By ANGELA GREGORY
WHANGAREI - Fear of sharks is universal, but New Zealanders and Australians are more scared than most, says the presenter of a television series being filmed off the Northland coast.
"It's because we don't have land animals that can eat us alive," says marine biologist Ian Gordon. "We have
nothing apart from sharks, and that's a strong motivation to worry."
Gordon has himself been "nailed and bitten" and once needed 20 stitches to his head.
"But sharks are really quite predictable," he says. "I now have a sixth sense that tells me when it's not a good time to approach them."
Gordon is the frontman for a 13-episode series on sharks being made by Natural History New Zealand and a United States cable channel, Animal Planet.

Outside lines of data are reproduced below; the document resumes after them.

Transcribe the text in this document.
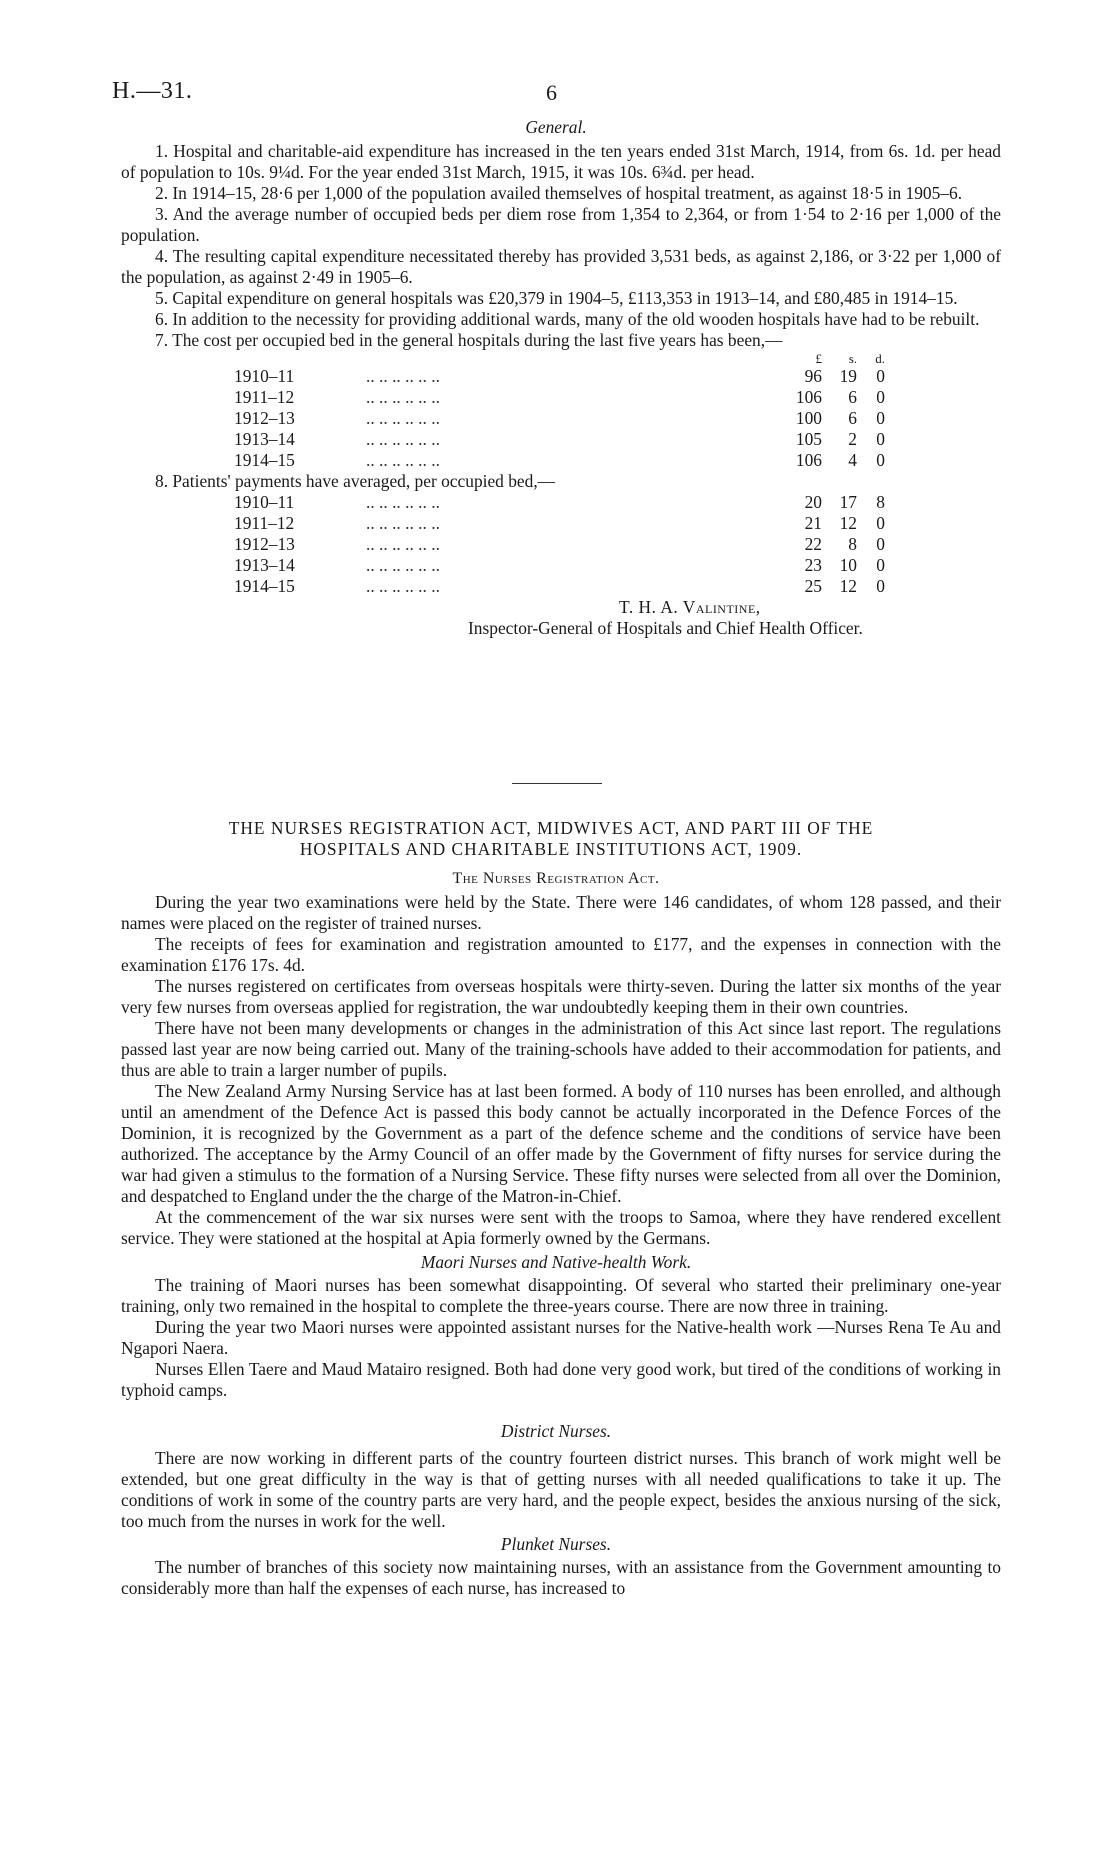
H.—31.	6
General.

1. Hospital and charitable-aid expenditure has increased in the ten years ended 31st March, 1914, from 6s. 1d. per head of population to 10s. 9¼d. For the year ended 31st March, 1915, it was 10s. 6¾d. per head.

2. In 1914–15, 28·6 per 1,000 of the population availed themselves of hospital treatment, as against 18·5 in 1905–6.

3. And the average number of occupied beds per diem rose from 1,354 to 2,364, or from 1·54 to 2·16 per 1,000 of the population.

4. The resulting capital expenditure necessitated thereby has provided 3,531 beds, as against 2,186, or 3·22 per 1,000 of the population, as against 2·49 in 1905–6.

5. Capital expenditure on general hospitals was £20,379 in 1904–5, £113,353 in 1913–14, and £80,485 in 1914–15.

6. In addition to the necessity for providing additional wards, many of the old wooden hospitals have had to be rebuilt.

7. The cost per occupied bed in the general hospitals during the last five years has been,—

£	s.	d.
1910–11	.. .. .. .. .. ..	96	19	0
1911–12	.. .. .. .. .. ..	106	6	0
1912–13	.. .. .. .. .. ..	100	6	0
1913–14	.. .. .. .. .. ..	105	2	0
1914–15	.. .. .. .. .. ..	106	4	0

8. Patients' payments have averaged, per occupied bed,—

1910–11	.. .. .. .. .. ..	20	17	8
1911–12	.. .. .. .. .. ..	21	12	0
1912–13	.. .. .. .. .. ..	22	8	0
1913–14	.. .. .. .. .. ..	23	10	0
1914–15	.. .. .. .. .. ..	25	12	0
T. H. A. Valintine,
Inspector-General of Hospitals and Chief Health Officer.
THE NURSES REGISTRATION ACT, MIDWIVES ACT, AND PART III OF THE
HOSPITALS AND CHARITABLE INSTITUTIONS ACT, 1909.
The Nurses Registration Act.

During the year two examinations were held by the State. There were 146 candidates, of whom 128 passed, and their names were placed on the register of trained nurses.

The receipts of fees for examination and registration amounted to £177, and the expenses in connection with the examination £176 17s. 4d.

The nurses registered on certificates from overseas hospitals were thirty-seven. During the latter six months of the year very few nurses from overseas applied for registration, the war undoubtedly keeping them in their own countries.

There have not been many developments or changes in the administration of this Act since last report. The regulations passed last year are now being carried out. Many of the training-schools have added to their accommodation for patients, and thus are able to train a larger number of pupils.

The New Zealand Army Nursing Service has at last been formed. A body of 110 nurses has been enrolled, and although until an amendment of the Defence Act is passed this body cannot be actually incorporated in the Defence Forces of the Dominion, it is recognized by the Government as a part of the defence scheme and the conditions of service have been authorized. The acceptance by the Army Council of an offer made by the Government of fifty nurses for service during the war had given a stimulus to the formation of a Nursing Service. These fifty nurses were selected from all over the Dominion, and despatched to England under the the charge of the Matron-in-Chief.

At the commencement of the war six nurses were sent with the troops to Samoa, where they have rendered excellent service. They were stationed at the hospital at Apia formerly owned by the Germans.

Maori Nurses and Native-health Work.

The training of Maori nurses has been somewhat disappointing. Of several who started their preliminary one-year training, only two remained in the hospital to complete the three-years course. There are now three in training.

During the year two Maori nurses were appointed assistant nurses for the Native-health work —Nurses Rena Te Au and Ngapori Naera.

Nurses Ellen Taere and Maud Matairo resigned. Both had done very good work, but tired of the conditions of working in typhoid camps.

District Nurses.

There are now working in different parts of the country fourteen district nurses. This branch of work might well be extended, but one great difficulty in the way is that of getting nurses with all needed qualifications to take it up. The conditions of work in some of the country parts are very hard, and the people expect, besides the anxious nursing of the sick, too much from the nurses in work for the well.

Plunket Nurses.

The number of branches of this society now maintaining nurses, with an assistance from the Government amounting to considerably more than half the expenses of each nurse, has increased to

Each 30-minute show will study particular shark species, and the film-makers are at Tutukaka this week and next in search of mako and blue sharks.
They want to find out if mako remain in the area after feeding on burley.
There has been concern overseas that tourist operators are encouraging dangerous sharks to stay close to shore, in range of swimmers, by regular luring with bait.
Gordon will place radio tags on the sharks to track their movements after they feed on burley.
He says some sharks - such as the whaler sharks in the coral environments of the Great Barrier Reef and Fiji - remain in one area, but generally "they have a strong desire to cruise."
"My theory is that they will hang around until they have fulfilled their physiological requirements - a belly full of food - and move on.
"One blue shark was tagged here a few years ago and was caught about a year later off Chile, 2500kms away."
After the New Zealand shoot, the Dunedin-based crew will follow Gor-don to Australia, Hawaii, Mexico, Florida, the Bahamas and Monterey Bay.
In the Caribbean, Gordon will swim with some of what the series' promotional mat-erial calls "the world's most fearsome creatures," although he insists that those fears are largely unfounded.
Influenced by Jacques Cousteau from an early age, Gordon hopes the information gleaned from the series will prove useful in global shark management.
He is especially keen to see great whites protected off the New Zealand coast, as they are in Australia and South African waters.